Sometimes your thesis for an investment changes over time. About a year ago, I argued that Intel Corp (NASDAQ:INTC) was a solid choice for investors due to its sizable dividend yield, low valuation, and modest payout ratios. However, Intel has had a lackluster year. The company has disappointed in both earnings and dividend growth while also seeing its core businesses come under pressure. In addition, Intel's 2014 guidance points towards another investment focused year, with anticipated flat revenue growth.
2013: the year of zero dividend growth
2013 will likely be remembered as the year Intel forgot to raise its quarterly dividend. The current dividend of $0.225 per share has now remained the same for six straight quarters including all of 2013. This marks a stark departure from Intel's previous trend of substantial yearly dividend increases over the past several years. Do note that during the financial crisis of 2008 to 2009, Intel temporally froze its dividend at $0.14 per share before raising it again in 2010.
The cause for Intel's current dividend freeze are debatable. However, I think the reason clearly lies in weaker EPS growth for 2013. So far this year, Intel has actually posted negative EPS growth and has seen its payout ratio approach nearly 50%. This is quite the departure from 2012 where Intel's payout ratio hovered at about 35%.
While the payout ratio has crept higher, Intel still should have given its shareholders at least a token dividend increase this year. While this may seem silly for total return focused investors, a company's track record of dividend growth is often just as important as EPS growth for dividend-growth investors. By not increasing the payout in 2013, Intel may have telegraphed that dividend increases are no longer its preferred method of returning capital to shareholders.
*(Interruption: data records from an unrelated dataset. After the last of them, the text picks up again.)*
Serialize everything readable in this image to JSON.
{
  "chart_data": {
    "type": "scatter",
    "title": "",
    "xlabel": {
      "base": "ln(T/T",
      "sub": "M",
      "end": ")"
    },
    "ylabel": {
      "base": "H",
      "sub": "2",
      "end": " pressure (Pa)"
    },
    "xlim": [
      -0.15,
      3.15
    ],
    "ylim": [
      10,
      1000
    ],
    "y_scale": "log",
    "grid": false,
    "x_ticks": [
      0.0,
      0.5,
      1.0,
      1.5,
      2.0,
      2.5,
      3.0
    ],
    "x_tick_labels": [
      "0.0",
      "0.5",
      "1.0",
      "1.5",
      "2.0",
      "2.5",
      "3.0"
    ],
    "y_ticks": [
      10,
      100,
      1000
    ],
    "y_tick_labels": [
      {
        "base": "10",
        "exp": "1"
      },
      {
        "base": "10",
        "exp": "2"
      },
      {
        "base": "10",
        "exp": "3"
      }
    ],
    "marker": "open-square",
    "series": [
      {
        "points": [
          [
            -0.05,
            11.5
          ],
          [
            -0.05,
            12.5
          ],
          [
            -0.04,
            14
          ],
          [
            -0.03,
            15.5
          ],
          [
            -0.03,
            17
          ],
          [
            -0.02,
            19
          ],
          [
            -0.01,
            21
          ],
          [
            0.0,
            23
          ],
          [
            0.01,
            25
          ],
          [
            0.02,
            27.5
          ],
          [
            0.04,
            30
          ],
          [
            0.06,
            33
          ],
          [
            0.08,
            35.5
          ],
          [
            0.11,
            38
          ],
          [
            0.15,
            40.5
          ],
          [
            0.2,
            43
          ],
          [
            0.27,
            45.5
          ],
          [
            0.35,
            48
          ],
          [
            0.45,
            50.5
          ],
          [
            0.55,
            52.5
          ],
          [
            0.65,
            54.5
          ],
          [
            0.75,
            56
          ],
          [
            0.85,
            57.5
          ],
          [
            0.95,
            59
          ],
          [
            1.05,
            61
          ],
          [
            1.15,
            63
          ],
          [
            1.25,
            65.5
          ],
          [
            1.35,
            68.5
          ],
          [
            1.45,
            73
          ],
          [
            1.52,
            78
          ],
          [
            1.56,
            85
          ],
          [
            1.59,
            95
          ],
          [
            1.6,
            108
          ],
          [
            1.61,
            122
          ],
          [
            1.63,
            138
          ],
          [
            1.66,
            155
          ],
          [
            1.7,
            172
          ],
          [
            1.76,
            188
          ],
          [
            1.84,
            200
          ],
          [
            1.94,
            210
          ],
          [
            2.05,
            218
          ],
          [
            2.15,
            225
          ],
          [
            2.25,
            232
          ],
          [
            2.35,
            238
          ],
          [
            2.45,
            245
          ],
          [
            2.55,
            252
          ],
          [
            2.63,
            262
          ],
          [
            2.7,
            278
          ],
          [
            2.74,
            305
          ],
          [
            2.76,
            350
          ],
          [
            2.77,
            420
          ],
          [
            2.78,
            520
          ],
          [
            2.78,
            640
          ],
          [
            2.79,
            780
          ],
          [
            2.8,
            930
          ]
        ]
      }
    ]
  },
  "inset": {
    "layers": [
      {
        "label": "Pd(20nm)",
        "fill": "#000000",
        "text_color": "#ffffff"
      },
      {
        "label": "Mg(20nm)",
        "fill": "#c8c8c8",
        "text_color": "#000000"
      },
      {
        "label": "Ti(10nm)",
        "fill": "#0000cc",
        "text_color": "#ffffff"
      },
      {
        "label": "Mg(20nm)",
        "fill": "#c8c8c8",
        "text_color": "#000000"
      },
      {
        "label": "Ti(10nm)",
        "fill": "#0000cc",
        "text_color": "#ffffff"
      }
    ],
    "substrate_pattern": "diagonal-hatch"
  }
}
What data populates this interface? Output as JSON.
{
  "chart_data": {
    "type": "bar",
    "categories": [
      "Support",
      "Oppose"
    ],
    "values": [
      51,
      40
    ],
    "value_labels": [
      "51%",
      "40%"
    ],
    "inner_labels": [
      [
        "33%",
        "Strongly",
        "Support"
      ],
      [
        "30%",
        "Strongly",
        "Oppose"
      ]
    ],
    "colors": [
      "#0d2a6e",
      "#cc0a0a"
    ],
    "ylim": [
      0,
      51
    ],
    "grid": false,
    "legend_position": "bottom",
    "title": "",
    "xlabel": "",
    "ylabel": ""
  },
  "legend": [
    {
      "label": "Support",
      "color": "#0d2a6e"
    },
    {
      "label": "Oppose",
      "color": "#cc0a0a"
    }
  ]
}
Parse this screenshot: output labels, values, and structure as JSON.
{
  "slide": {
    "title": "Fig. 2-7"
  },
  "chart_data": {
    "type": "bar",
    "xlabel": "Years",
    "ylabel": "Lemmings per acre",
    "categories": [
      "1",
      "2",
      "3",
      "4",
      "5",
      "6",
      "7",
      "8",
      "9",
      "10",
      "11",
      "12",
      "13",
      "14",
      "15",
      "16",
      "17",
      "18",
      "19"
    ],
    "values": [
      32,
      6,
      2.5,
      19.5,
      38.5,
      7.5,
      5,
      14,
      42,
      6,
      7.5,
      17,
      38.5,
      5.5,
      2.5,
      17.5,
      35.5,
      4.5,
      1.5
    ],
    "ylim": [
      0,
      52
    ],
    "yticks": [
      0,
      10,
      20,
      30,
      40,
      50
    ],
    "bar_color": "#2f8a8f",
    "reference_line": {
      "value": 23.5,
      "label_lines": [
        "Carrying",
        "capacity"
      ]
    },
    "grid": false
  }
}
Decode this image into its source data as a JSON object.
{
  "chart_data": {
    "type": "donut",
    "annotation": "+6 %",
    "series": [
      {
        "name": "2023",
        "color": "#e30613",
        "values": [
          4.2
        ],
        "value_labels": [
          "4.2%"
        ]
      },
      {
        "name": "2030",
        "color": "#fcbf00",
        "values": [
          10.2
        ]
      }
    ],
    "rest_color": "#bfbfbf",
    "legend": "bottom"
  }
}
Stock buybacks have slowed down considerably
Another area of concern for Intel would be its much weaker share buyback program. YTD, Intel has bought back about $1.5B worth of stock and is on pace to spend roughly $2.0B on share buybacks for the year. This is well below 2012 levels where Intel was basically buying back $1.5B worth of stock every quarter.
As a result, Intel is no longer seeing the substantial reduction in shares outstanding it had seen in prior years. As an example, from 2011 to late 2012, Intel saw its share count decline by over 10%, greatly benefiting EPS figures during that time frame. However, the company has actually seen its share count increase in 2013 as share buybacks are now well below the level needed to offset employee stock option related dilution.
Intel's FCF trends look promising
While Intel has slowed down its capital return program, it is seeing improvements in its free cash flow, or FCF. The company's current TTM level of cash generation is near its all-time high at about $11B. However, Intel's FCF may start coming under pressure in 2014 due to increased capex demands. Nevertheless, FCF is one of the few areas Intel is actually seeing improvements from prior year levels.
2014 outlook fails to impress
On November 21, Intel held its annual investor day and quite a bit of news was released. I highly recommend investors interested in the company look over the presentation in full. Below are a few of the key financial related points mentioned that day:
- Intel anticipates flat revenue, operating income, and EPS growth for 2014
- Intel estimates its gross margins to remain near the top end of its historical range
- Intel is targeting a dividend payout ratio of 40% of FCF
As can be expected, the market reacted quite negatively to Intel's projections, sending shares lower by over 5% the next day. However, there is a glimmer of hope here for dividend-growth investors. Due to Intel's increased FCF generation this year, a dividend increase may be in the works for 2014. As can be seen above, Intel has generated about $2.16 per share in FCF over the past twelve months. The current dividend is roughly 42% of this figure. However, Intel's FCF has been trending higher in recent quarters, especially in Q3 2013. If this trend continues, Intel may have enough wiggle room to boost its quarterly dividend slightly while maintaining its 40% targeted payout ratio.
Final Thoughts and Conclusion
As I noted in the intro, 2014 will be an investment year for Intel. The company needs to focus on reinvesting its substantial cash flows back into its business via capital expenditures. Doing so allows Intel to have a chance in making inroads in the crucial tablet and smartphone markets, areas where its current market share makes it basically irrelevant. Intel needs to respark some form of revenue growth in high growth segments, especially since it is so tied to the declining PC industry.
Intel has clearly lost its luster as a dividend stock. The lack of dividend growth this year has turned off a large chunk of its shareholders. In addition, Intel's weak EPS trends and scaled down share buyback programs remain a major concern. As a result, I have been reducing my stake in the company and may sell my remaining shares if Q4 results disappoint.
Disclaimer: The opinions in this article are for informational purposes only and should not be construed as a recommendation to buy or sell the stocks mentioned. Please do your own due diligence before making any investment decision.
Disclosure: I am long INTC. I wrote this article myself, and it expresses my own opinions. I am not receiving compensation for it (other than from Seeking Alpha). I have no business relationship with any company whose stock is mentioned in this article.